Tom NeilAlthough Tom Neil has virtually no art training, he has painted and drawn for as long as he can remember.  At the age of eight he discovered reproductions of Dali’s “The Persistence of Memory” and Picasso’s “Guernica” and some of that inspiration still shows in his current work.  By the age of seventeen, Neil had become a rebellious teenager for whom school had nothing to offer.  Further education would have to wait until later.  Meanwhile, he was off round the world and spent six years abroad visiting France, Italy,  Spain, and Portugal, Norway, Sweden and the USA.

By the age of twenty four, Neil was back in Scotland and began to try to realise his intention to take up some sort of career in the arts.  Since then, he has studied in various Colleges catching up on his highers, learning graphic design, beginning social science and switching to multi-media computing.  This alternated with further travel and research trips to the Middle East, Europe and Canada, and currently spends a lot of time in Southern Spain.
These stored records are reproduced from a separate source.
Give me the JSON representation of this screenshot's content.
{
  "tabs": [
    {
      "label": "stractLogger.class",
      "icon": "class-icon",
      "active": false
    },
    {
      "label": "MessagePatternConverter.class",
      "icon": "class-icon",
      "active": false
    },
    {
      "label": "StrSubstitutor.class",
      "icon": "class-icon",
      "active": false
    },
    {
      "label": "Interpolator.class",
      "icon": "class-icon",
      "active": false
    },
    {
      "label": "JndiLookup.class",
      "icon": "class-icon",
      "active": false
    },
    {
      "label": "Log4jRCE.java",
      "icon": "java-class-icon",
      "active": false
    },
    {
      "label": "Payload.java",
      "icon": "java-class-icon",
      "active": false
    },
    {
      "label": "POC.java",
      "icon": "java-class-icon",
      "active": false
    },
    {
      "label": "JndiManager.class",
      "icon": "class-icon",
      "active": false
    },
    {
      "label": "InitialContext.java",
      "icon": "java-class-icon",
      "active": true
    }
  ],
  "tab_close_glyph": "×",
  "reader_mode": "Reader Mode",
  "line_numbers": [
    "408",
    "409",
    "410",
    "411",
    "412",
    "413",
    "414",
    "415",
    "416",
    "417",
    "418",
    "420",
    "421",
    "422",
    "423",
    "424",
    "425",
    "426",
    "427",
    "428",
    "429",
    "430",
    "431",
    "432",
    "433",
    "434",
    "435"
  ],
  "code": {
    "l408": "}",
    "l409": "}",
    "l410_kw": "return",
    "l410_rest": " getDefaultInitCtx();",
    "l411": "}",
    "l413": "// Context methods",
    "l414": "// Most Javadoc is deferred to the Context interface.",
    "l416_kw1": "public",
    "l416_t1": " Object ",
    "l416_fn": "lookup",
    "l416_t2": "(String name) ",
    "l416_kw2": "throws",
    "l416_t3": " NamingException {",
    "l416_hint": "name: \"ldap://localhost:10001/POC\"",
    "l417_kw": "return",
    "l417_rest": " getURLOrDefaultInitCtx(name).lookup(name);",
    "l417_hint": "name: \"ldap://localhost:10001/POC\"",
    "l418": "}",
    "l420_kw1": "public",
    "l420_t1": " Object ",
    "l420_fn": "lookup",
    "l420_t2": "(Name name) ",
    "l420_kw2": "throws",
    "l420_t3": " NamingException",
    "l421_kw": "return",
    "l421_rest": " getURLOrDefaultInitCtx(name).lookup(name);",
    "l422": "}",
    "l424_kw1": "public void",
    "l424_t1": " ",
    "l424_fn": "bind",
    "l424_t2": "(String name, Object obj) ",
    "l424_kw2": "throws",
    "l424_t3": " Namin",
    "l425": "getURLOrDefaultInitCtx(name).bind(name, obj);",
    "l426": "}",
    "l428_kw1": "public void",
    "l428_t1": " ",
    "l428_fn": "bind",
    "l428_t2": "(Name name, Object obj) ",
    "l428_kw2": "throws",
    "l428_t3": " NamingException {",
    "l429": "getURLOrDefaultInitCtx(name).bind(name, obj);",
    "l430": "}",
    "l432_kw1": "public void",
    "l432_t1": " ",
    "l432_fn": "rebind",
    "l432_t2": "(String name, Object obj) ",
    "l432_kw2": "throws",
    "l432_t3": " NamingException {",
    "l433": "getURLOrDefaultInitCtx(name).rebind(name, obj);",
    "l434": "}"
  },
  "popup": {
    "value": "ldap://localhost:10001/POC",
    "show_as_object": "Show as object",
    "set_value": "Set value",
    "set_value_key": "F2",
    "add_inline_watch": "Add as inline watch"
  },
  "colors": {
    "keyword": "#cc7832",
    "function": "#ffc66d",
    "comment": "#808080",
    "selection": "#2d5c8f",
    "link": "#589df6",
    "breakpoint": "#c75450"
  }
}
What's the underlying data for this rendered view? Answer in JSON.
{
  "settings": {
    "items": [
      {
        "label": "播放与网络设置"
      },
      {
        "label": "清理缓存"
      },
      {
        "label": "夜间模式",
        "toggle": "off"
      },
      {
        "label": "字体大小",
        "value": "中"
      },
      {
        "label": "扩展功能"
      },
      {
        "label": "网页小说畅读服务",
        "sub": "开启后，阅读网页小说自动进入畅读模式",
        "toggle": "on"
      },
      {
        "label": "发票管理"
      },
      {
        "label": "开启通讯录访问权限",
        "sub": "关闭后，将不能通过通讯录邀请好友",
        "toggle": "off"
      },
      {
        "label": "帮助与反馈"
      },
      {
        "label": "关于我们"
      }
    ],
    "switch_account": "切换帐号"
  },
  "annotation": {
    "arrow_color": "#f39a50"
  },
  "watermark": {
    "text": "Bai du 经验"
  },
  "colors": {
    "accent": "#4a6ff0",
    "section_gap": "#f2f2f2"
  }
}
NEXT TRIP:  SOUTHERN SPAIN / AMSTERDAM, AUTUMN 2023

 

However, he has gradually identified painting as his true vocation and is now concentrating his efforts in that direction.  He has homed in on a visual format that allows him the scope to explore and develop key ideas.  His work has a bold freedom of expression, which demands an ever-expanding technique.  His paintings contain central narrative themes plus added symbolic references, all painted with arresting directness and imagination.  He often manages to create a dream-like theatrical effect, with a central image such as a vivid portrait floating in front of a highly worked textural backdrop.  These paintings do not immediately reveal their meaning but invite contemplation.

Like other contemporary Glasgow artists (Campbell and Wiszneiwski in particular), Neil uses a child-like language in a sophisticated way.  Dynamic gestural brushwork is found alongside neatly drawn figurative sections.  Colour can be natural or totally abstract.  Symbols recur such as crucifixes but these are more political than historical references suggesting the universal theme of persecution.